A pergunta que não quer calar: que qualidade queremos disponibilizar à população nas nossas cidades? E nos nossos bairros?

Os conceitos modernos de urbanismo para as cidades já se têm aos montes. São as smart, as compactas, as a 5 minutos, as inclusivas, mas aqui inicio o tema que me propus tratar neste texto: as cidades verdes e resilientes.

Planejar uma cidade ou mesmo adaptá-la requer considerar todos os conceitos já criados e antever os que virão. Por exemplo, na década de 1950, quando Brasília saía do papel, nós não sabíamos e nem Niemeyer imaginava que, algumas décadas depois, o planeta estaria experimentando temperaturas escaldantes. Mas, como o nosso ícone da arquitetura moderna poderia saber que, ao privilegiar os belos edifícios em detrimento da vegetação do Cerrado estaria contribuindo para a criação de ilhas de calor no coração do país?

O fato é que não podemos mais agir neste século 21 com atitudes do século 20, porque já temos informações suficientes.
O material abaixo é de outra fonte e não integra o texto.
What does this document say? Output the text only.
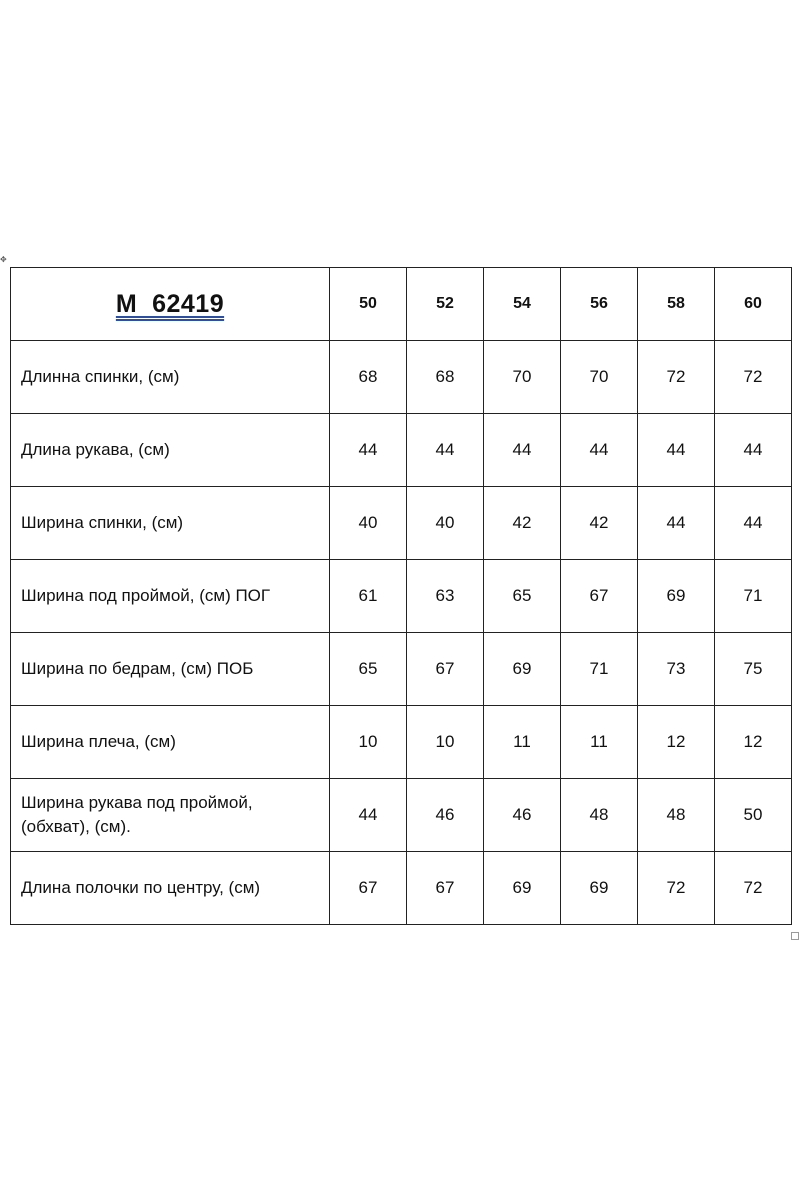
✥
M  62419	50	52	54	56	58	60
Длинна спинки, (см)	68	68	70	70	72	72
Длина рукава, (см)	44	44	44	44	44	44
Ширина спинки, (см)	40	40	42	42	44	44
Ширина под проймой, (см) ПОГ	61	63	65	67	69	71
Ширина по бедрам, (см) ПОБ	65	67	69	71	73	75
Ширина плеча, (см)	10	10	11	11	12	12
Ширина рукава под проймой, (обхват), (см).	44	46	46	48	48	50
Длина полочки по центру, (см)	67	67	69	69	72	72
As cidades não podem mais renunciar à sua cobertura verde. Nesta perspectiva, o Recife, a exemplo de outras tantas, desenvolveu seu marco regulatório para esse tal verde urbano. Esse referencial é a Lei Municipal n.º 18.938/2022, que define as regras para plantio, podas, supressões e, especialmente, parâmetros para a compensação nos casos de supressões autorizadas.

Como grande diferencial, a norma local definiu que o padrão para o plantio de mudas de compensação deve apresentar um "diâmetro à altura do peito (DAP)" (essa é a forma técnica de medir a grossura do tronco de uma árvore) igual ou superior a 5,0 centímetros e uma altura mínima de 3,5 metros. Trata-se de uma muda já quase uma árvore! E esse é o grande diferencial. As obras e os projetos podem ser inaugurados com um conjunto de plantas que se destacam. Ganham-se vários anos de crescimento.

Na minha trajetória profissional aprendi que nas questões ambientais toda vitória é transitória, porém, toda derrota é definitiva. É exatamente essa vitória obtida em 2022 que o Recife não pode (ou não deveria) rever. A proposta de reduzir o porte das mudas para 3,0 cm de DAP e 1,3m de altura está em vias de ser apresentada ao Conselho Municipal de Meio Ambiente, órgão deliberativo e que, sim, pode reverter a conquista da norma atual e imprimir uma derrota definitiva para a cidade. E o motivo não pode ser o de que não existe fornecedor local para mudas deste porte. Sabemos bem que o poder público é um indutor de mercado, basta informar que quer e o mercado oferece!

Como disse, precisamos de uma cidade verde e resiliente e, por isso, não podemos agir diferente. A emergência climática assola toda a cidade, o Recife já está, em média, 1,5°C mais quente. No mundo todo existe a unanimidade de que plantar árvores é o antídoto para barrar os gases do efeito estufa. Quando plantamos dentro da cidade além desse serviço, elas também nos dão sombra e, de quebra, reduzem as ilhas de calor.

A saída, talvez, seja a concessão de um prazo para que as nossas sementeiras e viveiros possam desenvolver suas mudas no padrão ótimo que a norma definiu. Do contrário, estaremos jogando fora a "água do banho junto com a criança".

Mauro Buarque,  sócio fundador da Método Ambiental, especialista em Planejamento e Gerenciamento Ambiental.